Der Zusammenschluss der europäischen Verpackungsregister (EUNR) hat seine erste Leitlinie zur Auslegung der PPWR veröffentlicht. Im Mittelpunkt steht die Frage, welcher Wirtschaftsakteur die Pflichten der erweiterten Herstellerverantwortung (EPR) übernimmt.
Die Leitlinie schafft mehr Klarheit bei der Bestimmung des verantwortlichen Produzenten (Responsible Producer).
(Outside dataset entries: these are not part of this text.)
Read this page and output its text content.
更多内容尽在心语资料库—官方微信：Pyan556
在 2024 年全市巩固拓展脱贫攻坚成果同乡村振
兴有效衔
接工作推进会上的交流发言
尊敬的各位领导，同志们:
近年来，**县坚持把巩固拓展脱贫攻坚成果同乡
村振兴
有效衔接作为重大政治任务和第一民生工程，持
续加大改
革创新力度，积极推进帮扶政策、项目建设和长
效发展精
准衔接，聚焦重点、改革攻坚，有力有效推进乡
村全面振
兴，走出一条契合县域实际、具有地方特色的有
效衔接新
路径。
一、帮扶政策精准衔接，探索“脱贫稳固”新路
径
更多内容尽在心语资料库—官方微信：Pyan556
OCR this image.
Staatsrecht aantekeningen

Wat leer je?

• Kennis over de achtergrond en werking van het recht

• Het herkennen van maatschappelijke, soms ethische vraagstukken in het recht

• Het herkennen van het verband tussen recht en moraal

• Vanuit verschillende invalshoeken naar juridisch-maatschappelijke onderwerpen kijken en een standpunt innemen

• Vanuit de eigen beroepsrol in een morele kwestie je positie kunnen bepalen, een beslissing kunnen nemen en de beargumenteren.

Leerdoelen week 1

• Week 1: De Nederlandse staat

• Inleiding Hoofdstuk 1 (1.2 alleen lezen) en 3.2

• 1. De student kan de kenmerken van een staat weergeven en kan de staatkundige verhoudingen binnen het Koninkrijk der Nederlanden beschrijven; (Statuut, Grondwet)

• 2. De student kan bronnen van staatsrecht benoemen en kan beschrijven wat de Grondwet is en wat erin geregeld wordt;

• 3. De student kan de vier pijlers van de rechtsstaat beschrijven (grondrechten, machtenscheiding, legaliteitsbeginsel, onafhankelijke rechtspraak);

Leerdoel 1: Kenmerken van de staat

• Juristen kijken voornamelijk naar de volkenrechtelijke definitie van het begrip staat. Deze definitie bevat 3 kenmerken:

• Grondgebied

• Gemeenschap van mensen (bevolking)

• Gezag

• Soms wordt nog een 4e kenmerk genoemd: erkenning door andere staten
Offizielle Infografik von EUNR zum Nachlesen: EUNR PPWR Publication
Entscheidend ist dabei, wer innerhalb eines Mitgliedstaates als erster Akteur der nationalen Lieferkette auftritt.
Die EUNR unterscheidet zwischen den verschiedenen Verpackungsarten:
- Verkaufs- und Umverpackungen: Für die Bestimmung des verantwortlichen Produzenten beginnt die relevante Lieferkette mit der Befüllung.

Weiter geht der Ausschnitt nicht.